Además del enigma que aguarda tras el velo de la muerte, los escritores lo tienen todavía más complicado: se enfrentan a la incertidumbre de qué huella dejarán sus palabras en el mundo. En el caso de José Jiménez Lozano (1930-2020) parece que la justicia divina ha inscrito su veredicto: a cuatro años de su partida su legado resplandece con una vitalidad renovada.
Se ha llevado a cabo un proceso de recuperación de sus escritos más olvidados, los publicados en la prensa durante la década de 1960. Me refiero aquí a los volúmenes Un momento deslumbrante (Ed. Renacimiento), que recoge sus crónicas del Concilio Vaticano II para El Norte de Castilla, y de Cartas de un cristiano impaciente (Ed. Verbum), cuya edición crítica ha estado a mi cargo y al del profesor José Bernardo San Juan (con un excelente prólogo de Daniel Capó, colaborador de esta casa).
Las Cartas consisten en una selección de las columnas que el escritor abulense escribió en el semanario Destino. En ellas combina conocimiento teológico con una profunda sensibilidad, ofreciendo una óptica singular sobre la relación entre fe y vida cotidiana. Despliega un torrente de gracia y erudición para tratar de tutelar la puesta en marcha de los cambios aprobados en el Concilio.
Las columnas son verdaderos ensayos que reflejan la voz personal del escritor, cuya convicción cristiana se manifiesta en cada palabra.

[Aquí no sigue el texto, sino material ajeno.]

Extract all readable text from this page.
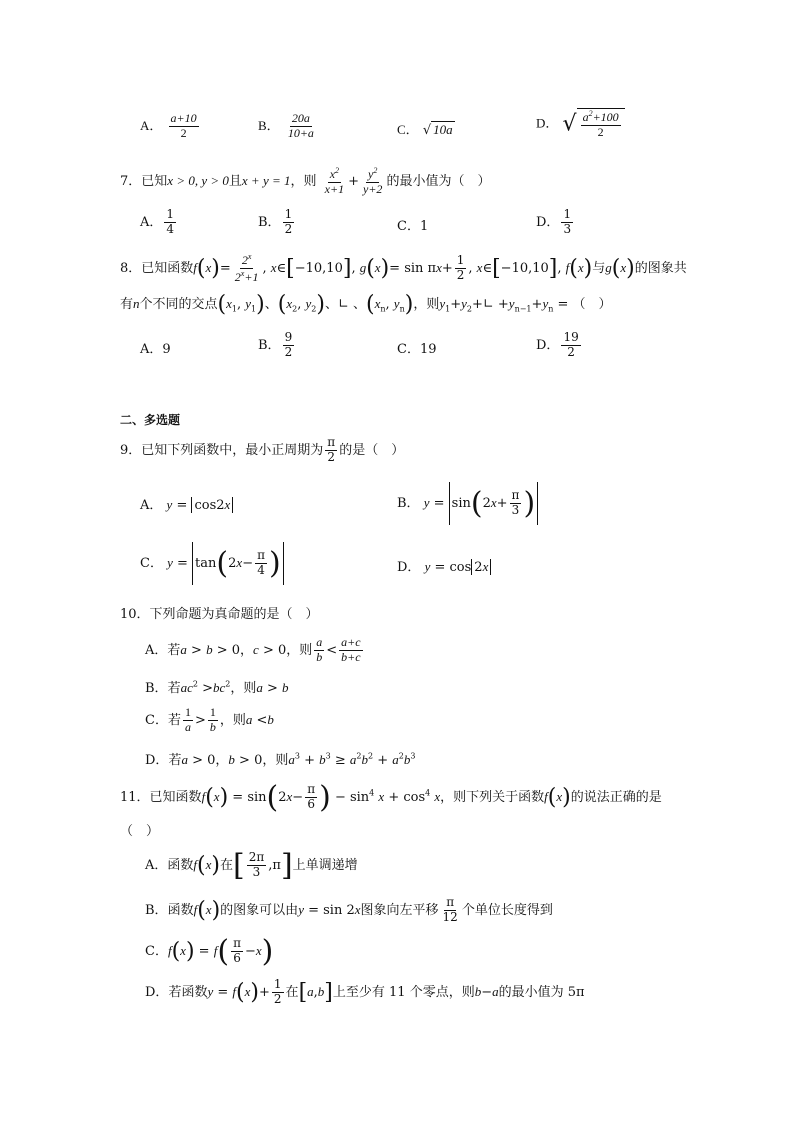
A． $\frac{a+10}{2}$	B． $\frac{20a}{10+a}$	C． √ 10a	D． √ $\frac{a^2+100}{2}$
7．已知x > 0, y > 0且x + y = 1，则 $\frac{x^2}{x+1} + \frac{y^2}{y+2}$ 的最小值为（　）
A． $\frac{1}{4}$	B． $\frac{1}{2}$	C．1	D． $\frac{1}{3}$
8．已知函数$f(x)= \frac{2^x}{2^x+1}$ , x∈[−10,10], $g(x)= \sin \pi x+ \frac{1}{2}$ , x∈[−10,10], f(x)与g(x)的图象共
有n个不同的交点($x_1$, $y_1$)、($x_2$, $y_2$)、∟ 、($x_n$, $y_n$)，则$y_1+y_2+∟ +y_{n-1}+y_n$ = （　）
A．9	B． $\frac{9}{2}$	C．19	D． $\frac{19}{2}$
二、多选题
9．已知下列函数中，最小正周期为 $\frac{\pi}{2}$ 的是（　）
A． y = cos2x	B． $y = \sin(2x+ \frac{\pi}{3}$ )
C． $y = \tan(2x- \frac{\pi}{4}$ )	D． y = cos 2x
10．下列命题为真命题的是（　）
A．若a > b > 0，c > 0，则 $\frac{a}{b} < \frac{a+c}{b+c}$
B．若$ac^2 >bc^2$，则a > b
C．若 $\frac{1}{a} > \frac{1}{b}$ ，则a <b
D．若a > 0，b > 0，则$a^3 + b^3 \ge a^2b^2 + a^2b^3$
11．已知函数$f(x) = \sin(2x- \frac{\pi}{6}$ ) − $\sin^4 x + \cos^4 x$，则下列关于函数f(x)的说法正确的是
（　）
A．函数f(x)在[ $\frac{2\pi}{3} ,\pi$]上单调递增
B．函数f(x)的图象可以由y = sin 2x图象向左平移 $\frac{\pi}{12}$ 个单位长度得到
C．$f(x) = f( \frac{\pi}{6} -x)$
D．若函数$y = f(x)+ \frac{1}{2}$ 在[a,b]上至少有 11 个零点，则b−a的最小值为 5π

Le preocupaba el cristianismo superficial, carente de verdadera doctrina, y le inquietaba ver al catolicismo reducido a una mera institución política. Sentía inquietud por la falta de vida espiritual genuina, así como por la prevalencia de la búsqueda de riquezas y el menosprecio hacia los más vulnerables. Para Jiménez Lozano, la verdad era una luz que iluminaba el camino de la razón.
Las Cartas ofrecen una rica fuente de reflexión, con palabras hábilmente tejidas y, ciertamente, con un destello de tristeza por un mundo que se desvanecía lentamente delante de sus ojos.